Definisi Retargeting (Penargetan Ulang)
Retargeting (Penargetan ulang), juga dikenal sebagai penargetan ulang perilaku atau pemasaran ulang perilaku, memungkinkan pengiklan online untuk menargetkan konsumen berdasarkan interaksi mereka sebelumnya dengan situs web mereka.
Bayangkan pengunjung datang ke situs web Anda, tetapi tidak melakukan pembelian. Retargeting (Penargetan ulang) seperti pengingat bagi mereka bahwa mereka pernah mengunjungi situs web Anda. Pengingat ini sering datang dalam bentuk iklan untuk situs web Anda di situs web lain. Retargeting (Penargetan ulang) membuat Anda tetap terdepan.
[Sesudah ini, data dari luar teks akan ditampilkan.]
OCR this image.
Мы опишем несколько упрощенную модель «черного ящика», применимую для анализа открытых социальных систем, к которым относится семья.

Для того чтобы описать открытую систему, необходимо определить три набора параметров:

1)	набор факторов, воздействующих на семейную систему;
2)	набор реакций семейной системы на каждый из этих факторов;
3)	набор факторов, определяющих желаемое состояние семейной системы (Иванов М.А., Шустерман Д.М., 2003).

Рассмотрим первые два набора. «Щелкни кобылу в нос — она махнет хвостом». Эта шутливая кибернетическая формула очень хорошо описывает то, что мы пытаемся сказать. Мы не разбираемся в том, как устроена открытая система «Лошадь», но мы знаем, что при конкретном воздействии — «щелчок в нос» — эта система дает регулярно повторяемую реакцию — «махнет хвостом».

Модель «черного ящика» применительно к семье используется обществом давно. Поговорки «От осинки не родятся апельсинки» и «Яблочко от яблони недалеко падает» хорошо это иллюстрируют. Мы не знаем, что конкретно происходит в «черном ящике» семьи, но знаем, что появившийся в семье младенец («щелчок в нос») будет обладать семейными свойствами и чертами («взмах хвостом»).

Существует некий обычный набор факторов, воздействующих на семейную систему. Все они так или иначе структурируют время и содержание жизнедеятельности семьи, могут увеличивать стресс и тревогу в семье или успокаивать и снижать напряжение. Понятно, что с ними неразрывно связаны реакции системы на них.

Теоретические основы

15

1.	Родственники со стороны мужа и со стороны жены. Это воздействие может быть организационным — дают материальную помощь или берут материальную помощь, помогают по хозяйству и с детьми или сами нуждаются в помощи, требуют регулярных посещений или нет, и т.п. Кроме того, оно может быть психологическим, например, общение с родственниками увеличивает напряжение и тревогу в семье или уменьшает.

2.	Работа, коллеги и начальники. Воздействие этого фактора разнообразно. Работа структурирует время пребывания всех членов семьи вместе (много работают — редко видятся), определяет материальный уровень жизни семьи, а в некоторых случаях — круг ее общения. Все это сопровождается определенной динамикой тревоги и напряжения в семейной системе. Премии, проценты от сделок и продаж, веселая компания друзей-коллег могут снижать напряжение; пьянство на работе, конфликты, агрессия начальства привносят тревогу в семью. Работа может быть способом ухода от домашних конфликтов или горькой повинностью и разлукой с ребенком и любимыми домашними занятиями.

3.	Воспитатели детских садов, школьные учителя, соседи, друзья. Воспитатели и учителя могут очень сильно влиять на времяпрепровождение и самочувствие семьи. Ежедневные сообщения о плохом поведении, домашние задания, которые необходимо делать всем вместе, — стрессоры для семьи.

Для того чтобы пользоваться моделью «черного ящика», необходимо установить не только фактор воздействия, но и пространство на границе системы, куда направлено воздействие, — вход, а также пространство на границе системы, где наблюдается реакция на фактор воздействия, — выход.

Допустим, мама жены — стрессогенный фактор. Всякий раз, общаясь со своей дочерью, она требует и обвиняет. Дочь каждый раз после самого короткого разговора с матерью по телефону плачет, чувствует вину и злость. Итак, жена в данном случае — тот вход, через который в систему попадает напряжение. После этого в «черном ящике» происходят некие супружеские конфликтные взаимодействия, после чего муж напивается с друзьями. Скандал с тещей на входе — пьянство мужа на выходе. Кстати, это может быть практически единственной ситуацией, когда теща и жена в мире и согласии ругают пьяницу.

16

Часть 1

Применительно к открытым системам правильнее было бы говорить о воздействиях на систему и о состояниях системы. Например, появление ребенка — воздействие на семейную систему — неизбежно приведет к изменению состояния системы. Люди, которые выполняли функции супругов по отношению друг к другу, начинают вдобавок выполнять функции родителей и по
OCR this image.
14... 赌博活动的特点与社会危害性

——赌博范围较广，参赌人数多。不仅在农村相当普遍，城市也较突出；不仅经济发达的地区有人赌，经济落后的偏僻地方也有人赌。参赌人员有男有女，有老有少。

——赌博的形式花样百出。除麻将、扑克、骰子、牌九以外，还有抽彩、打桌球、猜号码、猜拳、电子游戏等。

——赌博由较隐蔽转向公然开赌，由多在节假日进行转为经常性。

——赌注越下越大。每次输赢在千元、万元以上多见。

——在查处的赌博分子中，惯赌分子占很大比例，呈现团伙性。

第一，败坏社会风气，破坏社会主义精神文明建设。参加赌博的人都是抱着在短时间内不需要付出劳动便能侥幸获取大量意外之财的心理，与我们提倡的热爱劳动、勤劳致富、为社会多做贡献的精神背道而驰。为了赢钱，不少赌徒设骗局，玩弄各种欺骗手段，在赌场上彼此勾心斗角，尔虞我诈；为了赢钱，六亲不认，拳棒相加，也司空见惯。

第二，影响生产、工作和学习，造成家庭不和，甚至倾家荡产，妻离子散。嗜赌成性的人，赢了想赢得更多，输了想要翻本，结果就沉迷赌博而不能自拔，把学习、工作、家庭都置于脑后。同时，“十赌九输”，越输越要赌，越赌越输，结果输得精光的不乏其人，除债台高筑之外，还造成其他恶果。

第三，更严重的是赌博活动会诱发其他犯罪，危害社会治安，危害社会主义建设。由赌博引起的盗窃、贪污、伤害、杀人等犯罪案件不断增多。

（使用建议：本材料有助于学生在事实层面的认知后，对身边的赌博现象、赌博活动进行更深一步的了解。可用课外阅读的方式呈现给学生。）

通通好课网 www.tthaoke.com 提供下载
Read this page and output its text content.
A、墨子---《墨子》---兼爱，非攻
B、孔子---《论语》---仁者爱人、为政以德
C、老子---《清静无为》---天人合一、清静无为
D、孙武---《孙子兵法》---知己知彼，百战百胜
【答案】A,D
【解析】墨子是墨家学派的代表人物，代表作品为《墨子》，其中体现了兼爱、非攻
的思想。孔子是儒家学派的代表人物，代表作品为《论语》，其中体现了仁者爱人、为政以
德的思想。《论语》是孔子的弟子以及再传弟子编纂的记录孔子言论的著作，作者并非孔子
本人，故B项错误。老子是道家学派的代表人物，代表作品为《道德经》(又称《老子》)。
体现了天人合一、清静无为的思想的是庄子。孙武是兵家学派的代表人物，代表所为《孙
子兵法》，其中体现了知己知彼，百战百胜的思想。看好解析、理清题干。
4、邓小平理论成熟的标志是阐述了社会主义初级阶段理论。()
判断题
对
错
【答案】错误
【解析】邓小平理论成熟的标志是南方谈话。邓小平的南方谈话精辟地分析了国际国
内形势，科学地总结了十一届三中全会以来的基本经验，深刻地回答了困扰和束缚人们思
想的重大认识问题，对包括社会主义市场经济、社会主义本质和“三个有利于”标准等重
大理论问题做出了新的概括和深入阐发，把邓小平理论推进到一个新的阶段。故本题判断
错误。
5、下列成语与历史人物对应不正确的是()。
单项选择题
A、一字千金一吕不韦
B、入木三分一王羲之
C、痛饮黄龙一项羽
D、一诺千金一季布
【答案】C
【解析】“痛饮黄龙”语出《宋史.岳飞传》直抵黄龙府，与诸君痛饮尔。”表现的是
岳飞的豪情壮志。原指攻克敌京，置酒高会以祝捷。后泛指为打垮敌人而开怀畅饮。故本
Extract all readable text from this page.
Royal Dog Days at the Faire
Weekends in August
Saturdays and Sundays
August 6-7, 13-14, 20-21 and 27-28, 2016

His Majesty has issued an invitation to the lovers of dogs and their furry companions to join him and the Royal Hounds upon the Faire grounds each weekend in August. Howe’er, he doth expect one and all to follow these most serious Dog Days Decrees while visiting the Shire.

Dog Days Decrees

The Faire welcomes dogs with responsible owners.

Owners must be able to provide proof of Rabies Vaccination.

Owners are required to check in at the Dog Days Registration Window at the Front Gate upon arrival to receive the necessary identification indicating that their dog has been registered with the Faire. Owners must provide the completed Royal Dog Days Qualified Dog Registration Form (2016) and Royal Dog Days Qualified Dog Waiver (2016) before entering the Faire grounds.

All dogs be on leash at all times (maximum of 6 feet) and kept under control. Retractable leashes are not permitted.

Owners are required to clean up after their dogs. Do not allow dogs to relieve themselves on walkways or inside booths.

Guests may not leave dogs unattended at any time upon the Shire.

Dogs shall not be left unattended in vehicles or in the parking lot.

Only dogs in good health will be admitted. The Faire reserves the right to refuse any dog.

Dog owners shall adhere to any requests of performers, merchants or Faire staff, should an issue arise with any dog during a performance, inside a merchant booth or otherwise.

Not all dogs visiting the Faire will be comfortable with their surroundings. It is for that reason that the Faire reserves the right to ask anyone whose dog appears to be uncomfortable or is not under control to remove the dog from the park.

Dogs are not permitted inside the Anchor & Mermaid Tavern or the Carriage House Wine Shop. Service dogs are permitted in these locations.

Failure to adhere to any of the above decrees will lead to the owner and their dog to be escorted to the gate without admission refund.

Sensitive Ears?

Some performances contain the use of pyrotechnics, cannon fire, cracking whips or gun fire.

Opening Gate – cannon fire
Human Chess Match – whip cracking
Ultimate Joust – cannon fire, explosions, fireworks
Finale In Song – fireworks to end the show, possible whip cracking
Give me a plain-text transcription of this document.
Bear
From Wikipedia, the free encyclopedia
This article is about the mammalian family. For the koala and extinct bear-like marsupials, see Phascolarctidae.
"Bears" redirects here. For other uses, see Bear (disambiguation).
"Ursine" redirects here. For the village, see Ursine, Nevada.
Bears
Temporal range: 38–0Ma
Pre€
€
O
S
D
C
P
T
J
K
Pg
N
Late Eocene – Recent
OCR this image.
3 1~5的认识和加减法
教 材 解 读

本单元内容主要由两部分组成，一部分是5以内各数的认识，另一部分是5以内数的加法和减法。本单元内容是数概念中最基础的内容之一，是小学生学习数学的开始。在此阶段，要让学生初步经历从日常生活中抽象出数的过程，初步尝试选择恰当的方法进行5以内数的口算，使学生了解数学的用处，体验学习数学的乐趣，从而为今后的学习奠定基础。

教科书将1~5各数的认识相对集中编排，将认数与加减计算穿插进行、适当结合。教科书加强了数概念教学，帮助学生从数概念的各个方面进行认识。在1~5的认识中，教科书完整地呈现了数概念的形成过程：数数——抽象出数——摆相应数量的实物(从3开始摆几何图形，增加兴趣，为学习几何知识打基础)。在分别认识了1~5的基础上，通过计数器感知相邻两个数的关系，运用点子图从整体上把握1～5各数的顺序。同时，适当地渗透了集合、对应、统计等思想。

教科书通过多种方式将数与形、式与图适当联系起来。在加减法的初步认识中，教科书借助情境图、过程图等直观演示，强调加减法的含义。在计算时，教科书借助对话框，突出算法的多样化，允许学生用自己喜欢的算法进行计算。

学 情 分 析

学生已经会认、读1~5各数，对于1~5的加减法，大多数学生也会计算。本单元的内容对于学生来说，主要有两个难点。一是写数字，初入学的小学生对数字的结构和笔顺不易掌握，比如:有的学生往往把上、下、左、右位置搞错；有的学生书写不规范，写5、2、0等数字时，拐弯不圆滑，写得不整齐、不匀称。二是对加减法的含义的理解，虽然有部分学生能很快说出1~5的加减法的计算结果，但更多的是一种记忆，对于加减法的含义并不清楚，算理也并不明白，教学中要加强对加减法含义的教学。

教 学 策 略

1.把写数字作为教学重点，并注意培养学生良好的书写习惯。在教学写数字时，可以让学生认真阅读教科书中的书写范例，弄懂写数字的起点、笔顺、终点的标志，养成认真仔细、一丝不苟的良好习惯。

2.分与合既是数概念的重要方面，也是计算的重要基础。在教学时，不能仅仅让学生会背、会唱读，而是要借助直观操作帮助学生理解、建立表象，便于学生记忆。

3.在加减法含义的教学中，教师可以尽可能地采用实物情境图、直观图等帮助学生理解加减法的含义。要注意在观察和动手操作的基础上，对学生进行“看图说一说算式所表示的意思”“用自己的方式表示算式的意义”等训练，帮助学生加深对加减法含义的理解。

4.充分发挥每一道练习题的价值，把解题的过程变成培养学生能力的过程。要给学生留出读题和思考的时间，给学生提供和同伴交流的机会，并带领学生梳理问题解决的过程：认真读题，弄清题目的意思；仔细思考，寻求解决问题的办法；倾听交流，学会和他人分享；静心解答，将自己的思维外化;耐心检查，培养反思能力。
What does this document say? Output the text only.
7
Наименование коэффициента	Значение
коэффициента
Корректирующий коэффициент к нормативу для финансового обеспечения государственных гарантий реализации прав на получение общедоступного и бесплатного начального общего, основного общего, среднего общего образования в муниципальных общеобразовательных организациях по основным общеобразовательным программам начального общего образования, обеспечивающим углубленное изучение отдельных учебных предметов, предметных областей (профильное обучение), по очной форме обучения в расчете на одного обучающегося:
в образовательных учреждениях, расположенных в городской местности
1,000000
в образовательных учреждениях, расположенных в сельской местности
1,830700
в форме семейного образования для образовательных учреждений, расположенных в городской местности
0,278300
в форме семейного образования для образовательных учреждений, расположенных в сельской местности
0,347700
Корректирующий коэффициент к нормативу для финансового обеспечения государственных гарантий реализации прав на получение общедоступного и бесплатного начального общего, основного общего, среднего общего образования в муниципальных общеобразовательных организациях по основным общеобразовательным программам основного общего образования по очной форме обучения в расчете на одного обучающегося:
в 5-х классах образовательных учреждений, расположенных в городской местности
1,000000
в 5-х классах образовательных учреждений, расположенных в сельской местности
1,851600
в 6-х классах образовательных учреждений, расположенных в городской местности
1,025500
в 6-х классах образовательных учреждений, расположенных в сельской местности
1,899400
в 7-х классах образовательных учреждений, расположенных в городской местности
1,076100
Pengguna akan mengingat bagaimana mereka baru saja melihat situs web Anda baru-baru ini dan bagaimana mereka mempertimbangkan untuk membeli layanan atau produk Anda.
Bagaimana cara kerja penargetan ulang? Penargetan ulang bekerja dengan memasukkan piksel (tidak terlihat oleh pengguna) di situs web Anda. Piksel ini kemudian menandai semua pengunjung Anda dan menambahkannya ke daftar. Saat Anda menyiapkan kampanye dan mengeluarkan ID piksel, piksel tersebut kemudian akan melacak pengunjung Anda dan di mana mereka berada di saluran penjualan. Tinggi pada daftar pengunjung yang akan ditargetkan ulang termasuk mereka yang telah memasukkan barang ke dalam keranjang belanja dan hampir check out.
Empat praktik umum Retargeting (Penargetan ulang) meliputi:
• Retargeting (Penargetan ulang) berbasis situs: Retargeting (Penargetan ulang) berbasis situs adalah saat Anda menayangkan iklan kepada orang-orang yang pernah mengunjungi situs web Anda sebelumnya.
• Retargeting (Penargetan ulang) pencarian: Retargeting (Penargetan ulang) pencarian menayangkan iklan kepada pengguna yang mencari salah satu kata kunci Anda di mesin pencari.
• Retargeting (Penargetan ulang) email: Retargeting (Penargetan ulang) email adalah saat Anda menayangkan iklan kepada orang yang membuka email Anda.
• Retargeting (Penargetan ulang) CRM: Retargeting (Penargetan ulang) CRM menayangkan iklan kepada orang-orang yang hanya memiliki milis atau daftar email.
Apa manfaat Retargeting (Penargetan ulang)? Retargeting (Penargetan ulang) memiliki sejumlah manfaat termasuk, namun tidak terbatas pada hal-hal berikut:
• Retargeting (Penargetan ulang) meningkatkan kesadaran merek Anda: Studi menunjukkan bahwa seseorang akan melihat tujuh kesan merek Anda sebelum mereka membangun kepercayaan dan kemudian akan mengambil tindakan (membeli sesuatu atau mendaftar untuk sesuatu). Dengan Retargeting (Penargetan ulang), Anda mempercepat prosesnya sedikit karena mereka secara teratur melihat merek Anda dan mengingatnya. Ketika seseorang terus-menerus melihat iklan untuk merek Anda, mereka mulai merasa bahwa mereka mengenal Anda lebih baik.
• Retargeting (Penargetan ulang) akan membantu menghasilkan lebih banyak penjualan: Seseorang yang pernah mengunjungi situs web Anda sebelumnya setidaknya memiliki sedikit minat pada apa yang Anda tawarkan. Dengan sering diingatkan akan hal ini, kemungkinan besar mereka akan kembali dan menyelesaikan transaksi.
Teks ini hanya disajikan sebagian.